Connaissez-vous la théorie des gris colorés ? Cette théorie picturale vise à nous montrer que le gris n’est pas que le fruit d’un mélange de noir et de blanc. Il existe des gris rouges comme des fumées surgissant de je ne sais quel volcan ou des gris-bleu d’un ciel d’orage pesant et majestueux. Tout cela pour dire que les gammes de gris sont extrêmement nombreuses, variant du plus clair au plus foncé. Une couleur au final des plus riches et variées.

En 1987, Jean-Jacques GOLDMAN est une méga star en France, l’un des chanteurs les plus populaires et les plus talentueux de sa génération. Cependant, il n’a pas encore une stature de grande référence, toujours cantonné au rôle de jeunot débutant. Il lui manque l’album qui le consacrerait définitivement comme un artiste qui laissera son nom dans l’Histoire de la chanson française. Après une tournée triomphale et un album En Public qui capte l’énergie de différents concerts, GOLDMAN retourne en studio pour enregistrer ni plus ni moins qu’un album magistral : Entre gris clair et gris foncé.
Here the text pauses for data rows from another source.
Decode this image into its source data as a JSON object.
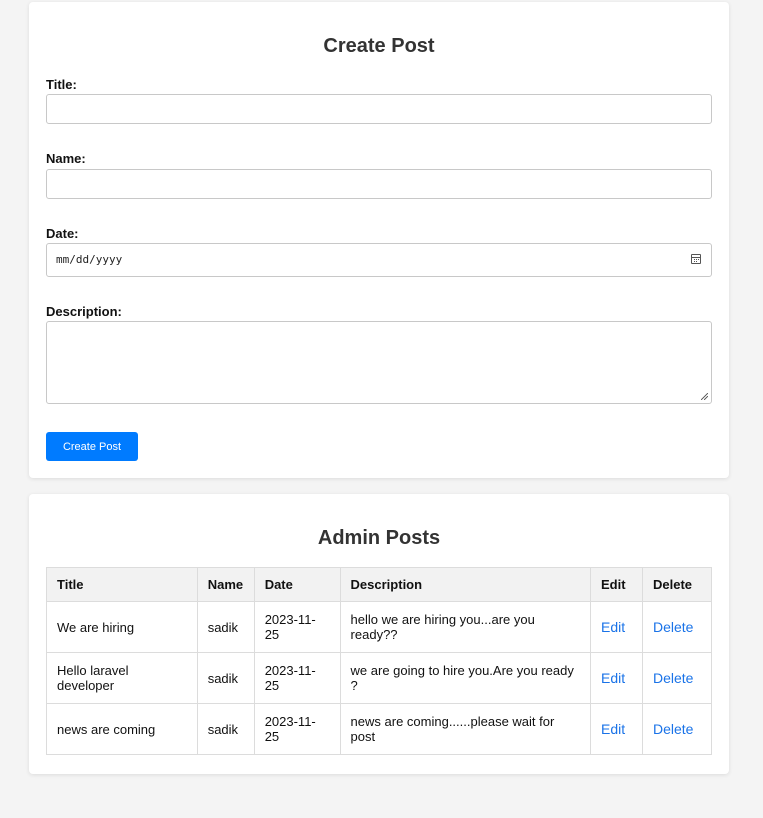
{
  "create_form": {
    "heading": "Create Post",
    "title_label": "Title:",
    "title_value": "",
    "name_label": "Name:",
    "name_value": "",
    "date_label": "Date:",
    "date_placeholder": "mm/dd/yyyy",
    "date_icon": "calendar-icon",
    "description_label": "Description:",
    "description_value": "",
    "submit_label": "Create Post"
  },
  "admin_posts": {
    "heading": "Admin Posts",
    "columns": [
      "Title",
      "Name",
      "Date",
      "Description",
      "Edit",
      "Delete"
    ],
    "rows": [
      {
        "title": "We are hiring",
        "name": "sadik",
        "date": "2023-11-25",
        "description": "hello we are hiring you...are you ready??",
        "edit": "Edit",
        "delete": "Delete"
      },
      {
        "title": "Hello laravel developer",
        "name": "sadik",
        "date": "2023-11-25",
        "description": "we are going to hire you.Are you ready ?",
        "edit": "Edit",
        "delete": "Delete"
      },
      {
        "title": "news are coming",
        "name": "sadik",
        "date": "2023-11-25",
        "description": "news are coming......please wait for post",
        "edit": "Edit",
        "delete": "Delete"
      }
    ]
  },
  "colors": {
    "primary_button": "#007bff",
    "link": "#1a73e8",
    "page_background": "#f4f4f4",
    "header_background": "#f2f2f2"
  }
}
Un album ? Non, un double-album ! Vingt chansons entre rock et intimité. Un premier disque Gris Clair, lumineux et électrique, puissant et rock, tout simplement. Un deuxième disque Gris foncé plus intimiste et calme (mais pas acoustique pour autant).
Le premier disque s’ouvre a capella, puis les instruments arrivent petit à petit, accompagnés par les chœurs puissants de Carole FREDERIKS, nouvelle venue depuis la tournée de 1986. Tout d’un coup, le rythme se fait plus rapide, une boucle de riffs de guitare absolument dantesque nous entraîne jusqu’au bout de ce titre que conclut un dialogue saxo/lead guitare de toute beauté ! Premier titre magistral que ce "A Quoi tu Sers ?" au texte grinçant. "Il changeait la vie" est un tube typiquement Goldmanien et très efficace. "Tout petit monde" est une ravissante petite chanson humaniste aux claviers poignants et au final ravageur. Quant au morceau titre "Entre gris clair et gris foncé", il est malheureusement méconnu, mais il est sûr qu’il aurait squatté le hit parade s’il était apparu en face A de 45-tours. C’est un titre excellent, puissant et imparable.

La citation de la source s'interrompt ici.